The article is based on a desk review of academic literature, and documents and reports produced by governments and international organisations. It shows that although Zakat Funds are based on the same principles, they can differ greatly in terms of institutional arrangements and benefit provision. For instance, while zakat contributions are mandatory in Sudan, the systems in Jordan and Palestine rely on voluntary contributions and are rather small compared to other national social protection programmes in these countries. Nevertheless, they play an important role in providing cash, food, health care and education services to the poor. There is no ‘one-size-fits-all’ solution in terms of the institutionalisation of zakat, yet decentralisation seems to be important, as the case of Sudan demonstrates. Moreover, implementing an efficient collection system seems to be crucial to increase funding, yet the mechanisms to develop it (i.e. through a mandatory tax or voluntary transfers) are context-specific.

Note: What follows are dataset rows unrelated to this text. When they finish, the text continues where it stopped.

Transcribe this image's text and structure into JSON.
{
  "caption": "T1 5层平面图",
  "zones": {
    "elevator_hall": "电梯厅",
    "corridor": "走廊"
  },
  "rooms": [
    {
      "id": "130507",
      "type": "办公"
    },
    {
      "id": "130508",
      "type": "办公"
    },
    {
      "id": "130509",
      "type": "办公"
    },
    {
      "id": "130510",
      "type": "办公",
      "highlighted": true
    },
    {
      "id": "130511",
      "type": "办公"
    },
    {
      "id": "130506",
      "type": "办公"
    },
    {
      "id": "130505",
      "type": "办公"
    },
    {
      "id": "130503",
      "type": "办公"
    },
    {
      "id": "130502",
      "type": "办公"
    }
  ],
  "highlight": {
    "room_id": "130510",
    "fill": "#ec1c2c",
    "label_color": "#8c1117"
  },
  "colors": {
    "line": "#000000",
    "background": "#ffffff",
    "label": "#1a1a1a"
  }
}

Tax incentives can be an alternative way to increase contributions. Improving coordination among state institutions is crucial to enhance the role of Zakat Funds as providers of social protection. However, assessing its feasibility and ensuring the commitment of relevantstakeholders are essential steps for this process. Lastly, a ‘de-politicisation’ of Zakat Funds seems to be important to maintain the public trust that zakat has traditionally enjoyed.